An informed consent will be secured, and check again to know her voluntary acceptance of treatment and medication.  If it is affirmative, steps for immediate interventions will be taken with the guidance of the physician to alleviate her mental health problems. The models intended for this purpose are psychological, social, biological, and biopsychosocial interventions.
Psychological intervention
This intervention encompasses counseling, conflict solutions, creative therapy, cognitive and spiritual interventions, education, etc.  On the first day, Serotonin and norepinephrine reuptake inhibitors (SNRIs) will be given to Lorraine for tranquilizing her, and lessen the chances of harming her baby.  After medication, she can sleep, under observation by the nursing assistant (Zauszniewski et al., 2012).
Counselling, education, training, conflict solutions, etc., will be done the next day (Zauszniewski et al., 2012).  During the 1-5 days, the progress will be checked and recorded.  If  it does not work properly, systemic changes will be made. Medication will be continued, and if improved, the patient will be discharged, with instructions to continue medication. 
Social Intervention
Social Intervention involves the patient’s environment and the stress factors.  Counseling, environmental management, vocational and creative rehabilitation, skills training, home visit, etc., are priorities in this intervention (Zauszniewski et al., 2012). The treatment will be continued throughout the five days, and the progress will be recorded. The patient will be trained in vocational and creative activities.  The medication, if needed, will be continued, according to the advice of the physician.
Biological Intervention
The  biological model concentrates on activities, nutrition, medication management, etc., and seeks the support of psychopharmacology and light therapy, along with transcranial magnetic stimulation. Repeated magnetic stimulation improves depression (Zauszniewski et al., 2012). The result will be checked daily, and if the patient has no progress at the end of 5 days, guidance will be sought from the physician for systemic changes.  Medication will be regulated, corresponding to patient’s improvement. 

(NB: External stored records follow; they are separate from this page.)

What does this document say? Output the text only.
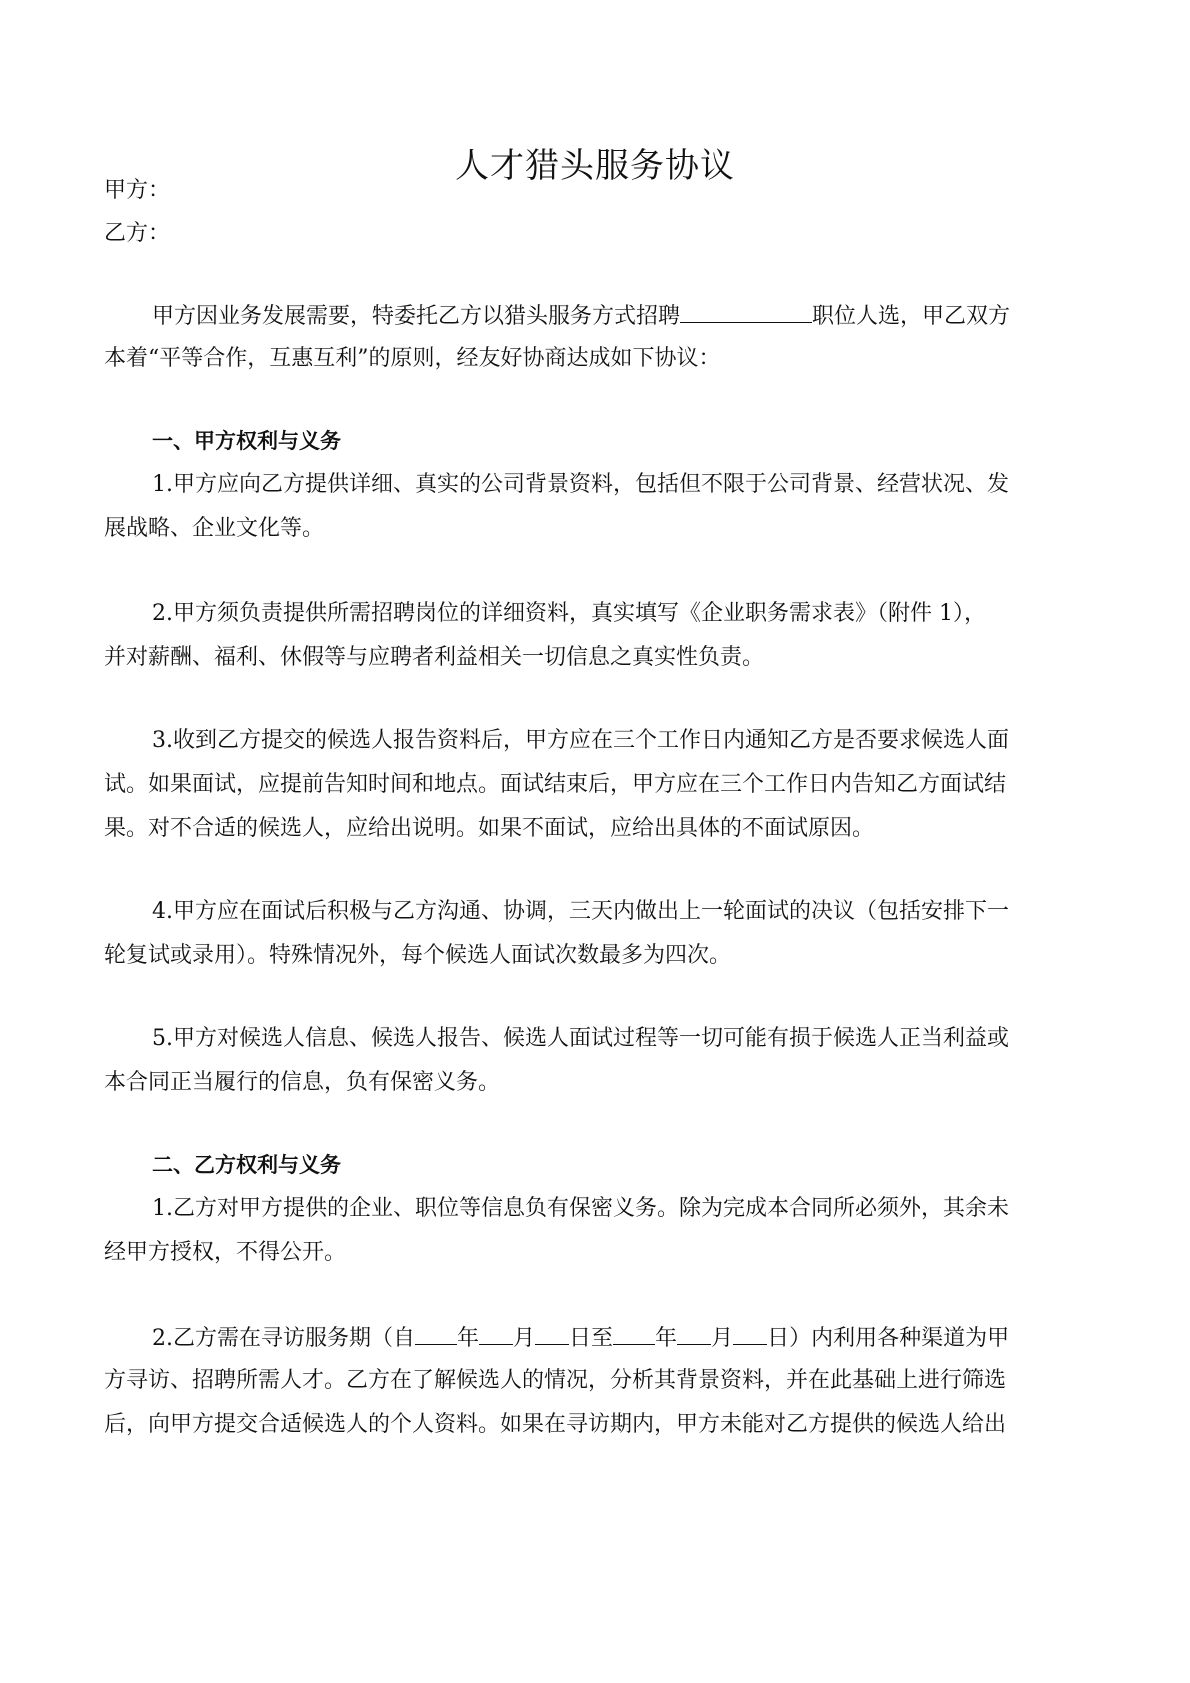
人才猎头服务协议
甲方：
乙方：
甲方因业务发展需要，特委托乙方以猎头服务方式招聘	职位人选，甲乙双方
本着“平等合作，互惠互利”的原则，经友好协商达成如下协议：
一、甲方权利与义务
1.甲方应向乙方提供详细、真实的公司背景资料，包括但不限于公司背景、经营状况、发
展战略、企业文化等。
2.甲方须负责提供所需招聘岗位的详细资料，真实填写《企业职务需求表》（附件 1），
并对薪酬、福利、休假等与应聘者利益相关一切信息之真实性负责。
3.收到乙方提交的候选人报告资料后，甲方应在三个工作日内通知乙方是否要求候选人面
试。如果面试，应提前告知时间和地点。面试结束后，甲方应在三个工作日内告知乙方面试结
果。对不合适的候选人，应给出说明。如果不面试，应给出具体的不面试原因。
4.甲方应在面试后积极与乙方沟通、协调，三天内做出上一轮面试的决议（包括安排下一
轮复试或录用）。特殊情况外，每个候选人面试次数最多为四次。
5.甲方对候选人信息、候选人报告、候选人面试过程等一切可能有损于候选人正当利益或
本合同正当履行的信息，负有保密义务。
二、乙方权利与义务
1.乙方对甲方提供的企业、职位等信息负有保密义务。除为完成本合同所必须外，其余未
经甲方授权，不得公开。
2.乙方需在寻访服务期（自 年 月 日至 年 月 日）内利用各种渠道为甲
方寻访、招聘所需人才。乙方在了解候选人的情况，分析其背景资料，并在此基础上进行筛选
后，向甲方提交合适候选人的个人资料。如果在寻访期内，甲方未能对乙方提供的候选人给出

Biopsychosocial Intervention
This collaborative intervention model is an amalgamation of the aforesaid three interventions to derive better outcomes (Zauszniewski et al., 2012). The details of progress will be recorded daily, and medication continued throughout the five days.  If illness improved,  the patient will be discharged with instructions.
During the five days, constructive feedback from the client will be obtained for all of the above interventions, by building up trust, harmony, and support.  Special attention will be given to caring for the patient’s needs.  A change in the environment will be done to relieve stress.  Irrespective of the places, a discharge plan will be prepared for the patient, each day.